Pralmorelin

Clinical data
- Other names: D-Alanyl-3-(naphthalen-2-yl)-D-alanyl-L-alanyl-L-tryptophyl-D-phenylalanyl-L-lysinamide
- Routes of administration: Oral, intravenous

Identifiers
- IUPAC name (2S)-6-Amino-2-[[(2S)-2-[[(2S)-2-[[(2S)-2-[[(2R)-2-[[(2R)-2-aminopropanoyl]amino]-3-naphthalen-2-ylpropanoyl]amino]propanoyl]amino]-3-(1H-indol-3-yl)propanoyl]amino]-3-phenylpropanoyl]amino]hexanamide;
- CAS Number: 158861-67-7;
- PubChem CID: 6852372;
- IUPHAR/BPS: 1092;
- ChemSpider: 5293451;
- UNII: E6S6E1F19M;
- CompTox Dashboard (EPA): DTXSID601032404 ;

Chemical and physical data
- Formula: C_{45}H_{55}N_{9}O_{6}
- Molar mass: 817.992 g·mol^{−1}
- 3D model (JSmol): Interactive image;
- SMILES C[C@H](C(=O)N[C@H](CC1=CC2=CC=CC=C2C=C1)C(=O)N[C@@H](C)C(=O)N[C@@H](CC3=CNC4=CC=CC=C43)C(=O)N[C@H](CC5=CC=CC=C5)C(=O)N[C@@H](CCCCN)C(=O)N)N;
- InChI InChI=1S/C45H55N9O6/c1-27(47)41(56)52-38(24-30-19-20-31-14-6-7-15-32(31)22-30)43(58)50-28(2)42(57)53-39(25-33-26-49-35-17-9-8-16-34(33)35)45(60)54-37(23-29-12-4-3-5-13-29)44(59)51-36(40(48)55)18-10-11-21-46/h3-9,12-17,19-20,22,26-28,36-39,49H,10-11,18,21,23-25,46-47H2,1-2H3,(H2,48,55)(H,50,58)(H,51,59)(H,52,56)(H,53,57)(H,54,60)/t27-,28+,36+,37-,38-,39+/m1/s1; Key:HRNLPPBUBKMZMT-RDRUQFPZSA-N;

= Pralmorelin =

Chemical compound

Pralmorelin (INN; brand name GHRP Kaken 100; former developmental codes KP-102, GPA-748, and WAY-GPA-748; also known as pralmorelin hydrochloride (JAN), pralmorelin dihydrochloride (USAN), growth hormone-releasing peptide 2, and GHRP-2) is a growth hormone secretagogue (GHS) used as a diagnostic agent that is marketed by Kaken Pharmaceutical in Japan in a single-dose formulation for the assessment of growth hormone deficiency (GHD).

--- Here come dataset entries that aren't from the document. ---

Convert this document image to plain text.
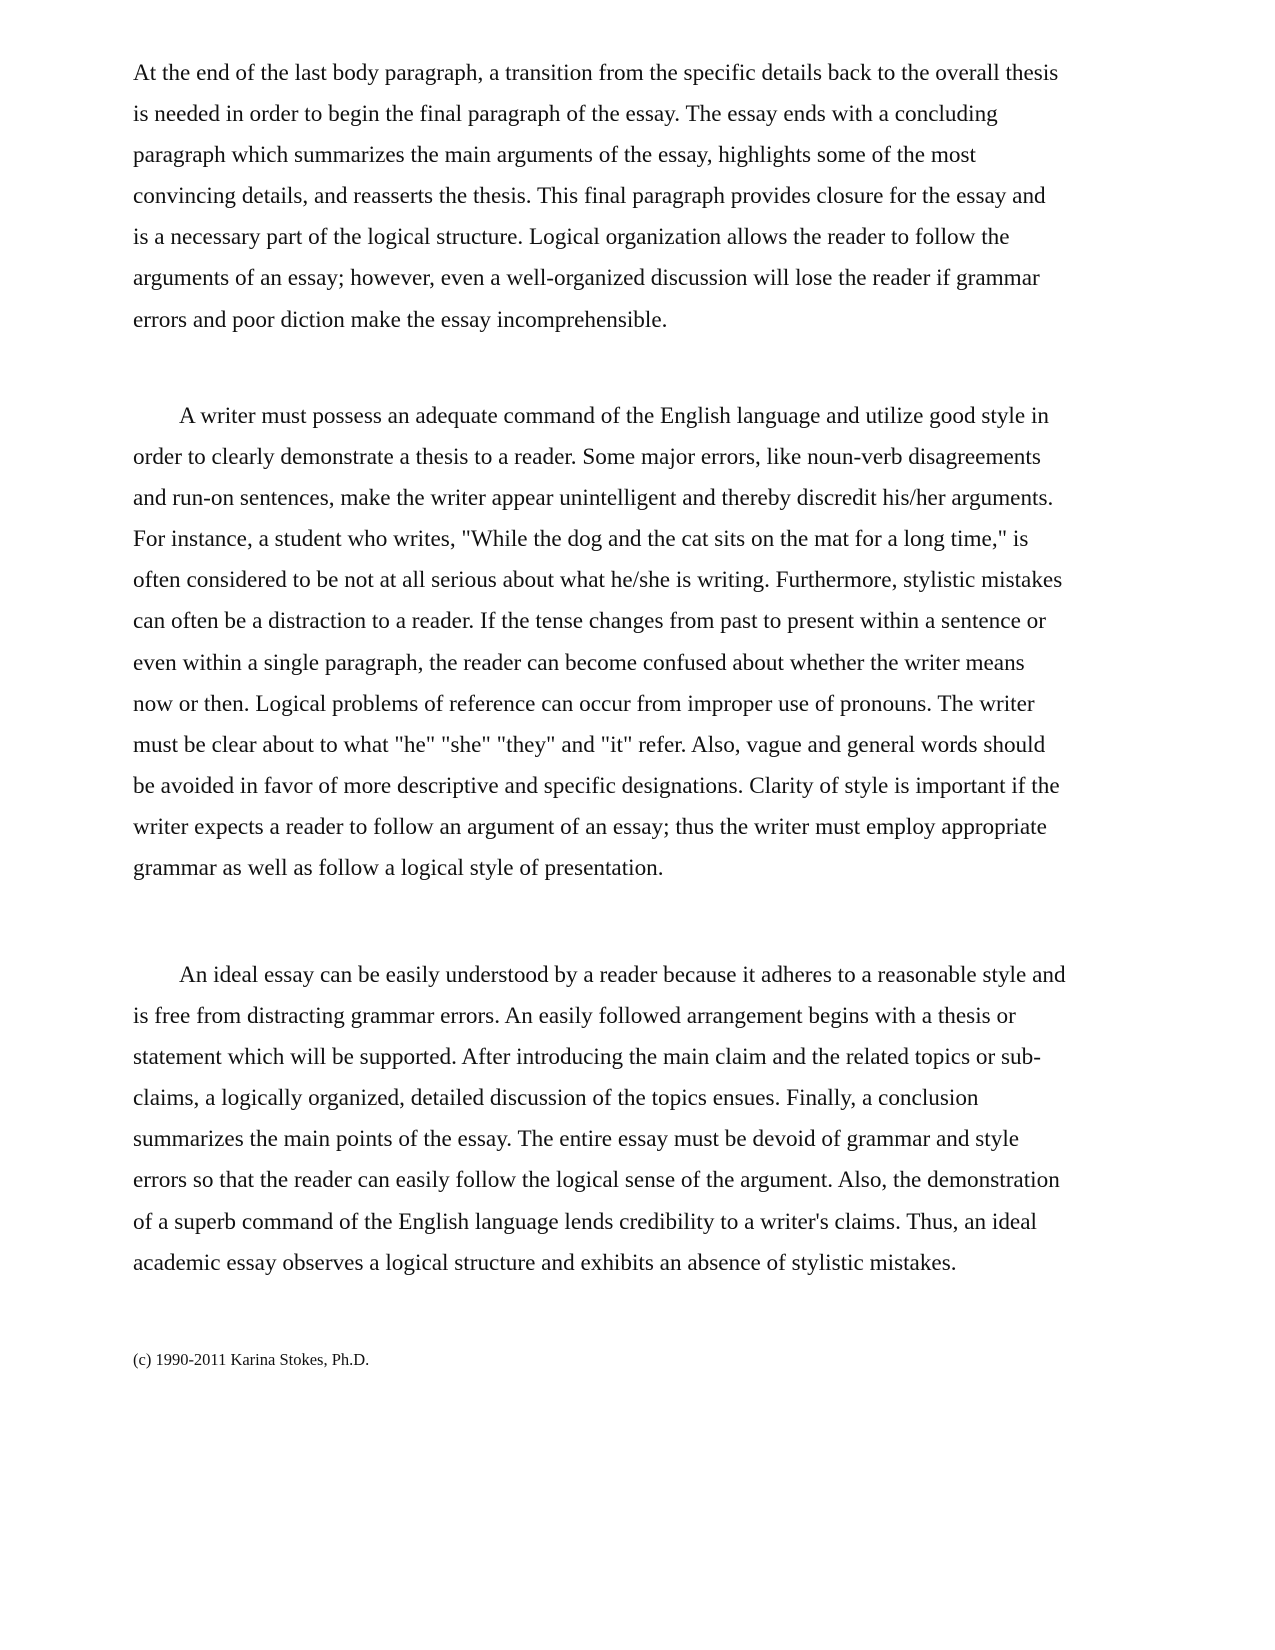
At the end of the last body paragraph, a transition from the specific details back to the overall thesis
is needed in order to begin the final paragraph of the essay. The essay ends with a concluding
paragraph which summarizes the main arguments of the essay, highlights some of the most
convincing details, and reasserts the thesis. This final paragraph provides closure for the essay and
is a necessary part of the logical structure. Logical organization allows the reader to follow the
arguments of an essay; however, even a well-organized discussion will lose the reader if grammar
errors and poor diction make the essay incomprehensible.

A writer must possess an adequate command of the English language and utilize good style in
order to clearly demonstrate a thesis to a reader. Some major errors, like noun-verb disagreements
and run-on sentences, make the writer appear unintelligent and thereby discredit his/her arguments.
For instance, a student who writes, "While the dog and the cat sits on the mat for a long time," is
often considered to be not at all serious about what he/she is writing. Furthermore, stylistic mistakes
can often be a distraction to a reader. If the tense changes from past to present within a sentence or
even within a single paragraph, the reader can become confused about whether the writer means
now or then. Logical problems of reference can occur from improper use of pronouns. The writer
must be clear about to what "he" "she" "they" and "it" refer. Also, vague and general words should
be avoided in favor of more descriptive and specific designations. Clarity of style is important if the
writer expects a reader to follow an argument of an essay; thus the writer must employ appropriate
grammar as well as follow a logical style of presentation.

An ideal essay can be easily understood by a reader because it adheres to a reasonable style and
is free from distracting grammar errors. An easily followed arrangement begins with a thesis or
statement which will be supported. After introducing the main claim and the related topics or sub-
claims, a logically organized, detailed discussion of the topics ensues. Finally, a conclusion
summarizes the main points of the essay. The entire essay must be devoid of grammar and style
errors so that the reader can easily follow the logical sense of the argument. Also, the demonstration
of a superb command of the English language lends credibility to a writer's claims. Thus, an ideal
academic essay observes a logical structure and exhibits an absence of stylistic mistakes.

(c) 1990-2011 Karina Stokes, Ph.D.
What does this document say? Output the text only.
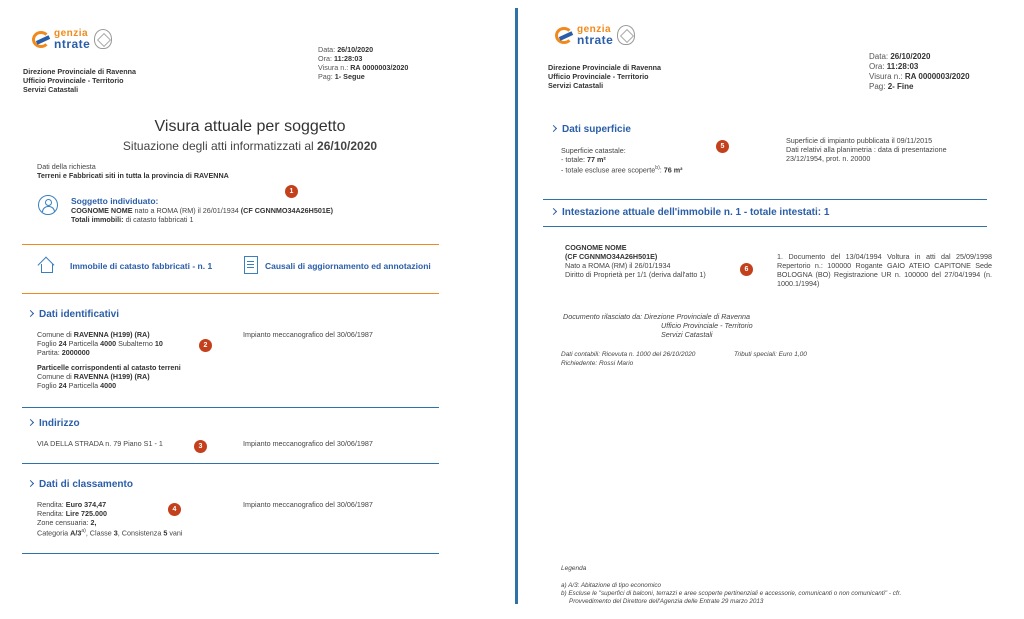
genzia
ntrate
Direzione Provinciale di Ravenna
Ufficio Provinciale - Territorio
Servizi Catastali
Data: 26/10/2020
Ora: 11:28:03
Visura n.: RA 0000003/2020
Pag: 1- Segue
Visura attuale per soggetto
Situazione degli atti informatizzati al 26/10/2020
Dati della richiesta
Terreni e Fabbricati siti in tutta la provincia di RAVENNA
1
Soggetto individuato:
COGNOME NOME nato a ROMA (RM) il 26/01/1934 (CF CGNNMO34A26H501E)
Totali immobili: di catasto fabbricati 1
Immobile di catasto fabbricati - n. 1	Causali di aggiornamento ed annotazioni
Dati identificativi
Comune di RAVENNA (H199) (RA)
Foglio 24 Particella 4000 Subalterno 10
Partita: 2000000
Particelle corrispondenti al catasto terreni
Comune di RAVENNA (H199) (RA)
Foglio 24 Particella 4000
Impianto meccanografico del 30/06/1987
2
Indirizzo
VIA DELLA STRADA n. 79 Piano S1 - 1	Impianto meccanografico del 30/06/1987
3
Dati di classamento
Rendita: Euro 374,47
Rendita: Lire 725.000
Zone censuaria: 2,
Categoria A/3$^{a)}$, Classe 3, Consistenza 5 vani
Impianto meccanografico del 30/06/1987
4
genzia
ntrate
Direzione Provinciale di Ravenna
Ufficio Provinciale - Territorio
Servizi Catastali
Data: 26/10/2020
Ora: 11:28:03
Visura n.: RA 0000003/2020
Pag: 2- Fine
Dati superficie
Superficie catastale:
- totale: 77 m²
- totale escluse aree scoperte$^{b)}$: 76 m²
Superficie di impianto pubblicata il 09/11/2015
Dati relativi alla planimetria : data di presentazione
23/12/1954, prot. n. 20000
5
Intestazione attuale dell'immobile n. 1 - totale intestati: 1
COGNOME NOME
(CF CGNNMO34A26H501E)
Nato a ROMA (RM) il 26/01/1934
Diritto di Proprietà per 1/1 (deriva dall'atto 1)
6
1. Documento del 13/04/1994 Voltura in atti dal 25/09/1998 Repertorio n.: 100000 Rogante GAIO ATEIO CAPITONE Sede BOLOGNA (BO) Registrazione UR n. 100000 del 27/04/1994 (n. 1000.1/1994)
Documento rilasciato da: Direzione Provinciale di Ravenna
Ufficio Provinciale - Territorio
Servizi Catastali
Dati contabili: Ricevuta n. 1000 del 26/10/2020	Tributi speciali: Euro 1,00
Richiedente: Rossi Mario
Legenda
a) A/3: Abitazione di tipo economico
b) Escluse le "superfici di balconi, terrazzi e aree scoperte pertinenziali e accessorie, comunicanti o non comunicanti" - cfr.
Provvedimento del Direttore dell'Agenzia delle Entrate 29 marzo 2013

Pralmorelin is an orally-active, synthetic peptide drug, specifically, an analogue of met-enkephalin, with the amino acid sequence D-Ala-D-(β-naphthyl)-Ala-Trp-D-Phe-Lys-NH_{2}. It acts as a ghrelin/growth hormone secretagogue receptor (GHSR) agonist, and was the first of this class of drugs to be introduced clinically. Acute administration of the drug markedly increases the levels of plasma growth hormone (GH) and reliably induces sensations of hunger and increases food intake in humans.

Pralmorelin was also under investigation for the treatment of GHD and short stature (pituitary dwarfism), and made it to phase II clinical trials for these indications, but was ultimately never marketed for them. This may be because the ability of pralmorelin to increase plasma GH levels is significantly lower in people with GHD relative to healthy individuals.